Ich komme darauf noch zurück. Sie haben die Behauptungen von Herrn Kollegen Dr. Deist eben etwas modifiziert.
Meine Damen und Herren! Mir liegt über das Interesse der deutschen Arbeiter am Aktienbesitz eine Reihe von Befragungen der deutschen Meinungsforschungsinstitute vor. Ich will damit nicht sagen, daß sie die Weisheit und die wahre Erkenntnis unbedingt gepachtet hätten; aber ich glaube, daß in diesem Saale Parteien sind, die die Exaktheit der Voraussagen dieser Institute gerade bei der letzten Bundestagswahl sehr schmerzlich haben feststellen müssen.
286 Deutscher Bundestag — 3. Wahlperiode — 8. Sitzung. Bonn, Mittwoch, ,den 22. Januar 1958
Dr. Hellwig
Über das Interesse am Aktienbesitz wird folgendes gesagt. Eine als Weihnachtsgratifikation erhaltene Kleinaktie würden 31 % der Arbeiter sofort wieder verkaufen. Das ist immerhin ein Prozentsatz, der überraschend niedrig ist. 22 % der Arbeiter wären nicht darüber begeistert, würden sie aber behalten. 15 % der Arbeiter wüßten nichts damit anzufangen. Der Rest also behält sie.
— Warten Sie ab! Außerdem sagen 22 % der Arbeiter, sie würden sich bemühen, von Kollegen, die verkaufen wollen, noch mehr zuzukaufen.
Ich glaube, daß das für den Anfang der Aufklärungskampagne, in der wir uns auf diesem Gebiet befinden, schon eine ganz erfreuliche Feststellung über das Interesse der Arbeiter am Aktienerwerb ist.
Nun, meine Damen und Herren, was ist mit den Aktienbesitzern in den USA los? Die Zahl der Aktienbesitzer von etwa 10 Millionen wurde zur Gesamtbevölkerung von 160 Millionen in Beziehung gesetzt. Wenn Sie bei 160 Millionen ein Viertel als Haushaltungen rechnen, also 40 Millionen Haushaltungen, dann kommen Sie schon auf ein Viertel der Haushaltungen, die Aktien besitzen. Und nun überlegen Sie einmal folgendes. Gerade der selbständige Betriebsinhaber, der die flüssigen Mittel in seinem Betrieb arbeiten läßt, fällt ja als Erwerber von Aktienbesitz aus.
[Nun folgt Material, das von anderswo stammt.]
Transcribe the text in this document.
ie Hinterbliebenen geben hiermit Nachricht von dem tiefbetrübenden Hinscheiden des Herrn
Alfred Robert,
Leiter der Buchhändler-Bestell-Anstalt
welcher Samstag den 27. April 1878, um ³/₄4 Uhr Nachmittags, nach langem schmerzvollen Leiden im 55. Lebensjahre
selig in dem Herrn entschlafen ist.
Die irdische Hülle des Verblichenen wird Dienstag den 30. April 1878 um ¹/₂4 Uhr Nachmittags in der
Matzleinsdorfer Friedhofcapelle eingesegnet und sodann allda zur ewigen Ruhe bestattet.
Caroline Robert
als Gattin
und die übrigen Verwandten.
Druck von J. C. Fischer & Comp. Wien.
Es ist das doch ein Problem, das mein Freund und Kollege Schmücker immer wieder anführt, daß die Förderung insbesondere des Aktiensparens in Konflikt käme mit dem Kapitalbedarf und dem Sparbedarf gerade der Selbständigen zugunsten ihres eigenen Betriebs. Ich glaube, man sollte diese Zahlen etwas sorgfältiger wägen, ehe man hier Feststellungen trifft.
Nun zu dem Thema Publizität und Werbung für die Aktie. Herr Dr. Deist, Sie kennen meine Auffassung. Ich habe sie auch vorhin zumindest so deutlich gemacht, daß Sie es eigentlich nicht hätten überhören dürfen, daß ich mit dem derzeitigen Ausmaß der Publizität gerade zum Schutze der breiten Schicht der Kleinaktionäre durchaus nicht zufrieden bin.
Ich habe das an jeder Stelle betont und fördere, soweit ich irgendwie darauf Einfluß nehmen kann, die Erweiterung der Publizität auch in dem Sinne, daß Zahlen über Umsatz usw. in der Berichterstattung gebracht werden. Aber man soll doch den Gesetzentwurf, der die Rechtsverhältnisse des Volkswagenwerks regelt, nicht mit Problemen der allgemeinen Aktienrechtsreform belasten.
Man muß einen Anfang machen, Herr Dr. Deist, und wir werden wahrscheinlich in der Diskussion die Schwächen des Aktienrechts sehr genau erfahren und herausarbeiten. Insofern wird die Diskussion über unseren Entwurf auch ein sehr positiver Beitrag zur Aktienrechtsreform sein. Inwieweit diese Dinge dann schon in diesem Gesetz oder in der Novelle zum Aktienrecht behandelt werden, ist eine Zweckmäßigkeitsfrage, zu der wir zunächst die Juristen hören müssen, schon im Sinne der Ökonomie des Gesetzgebers.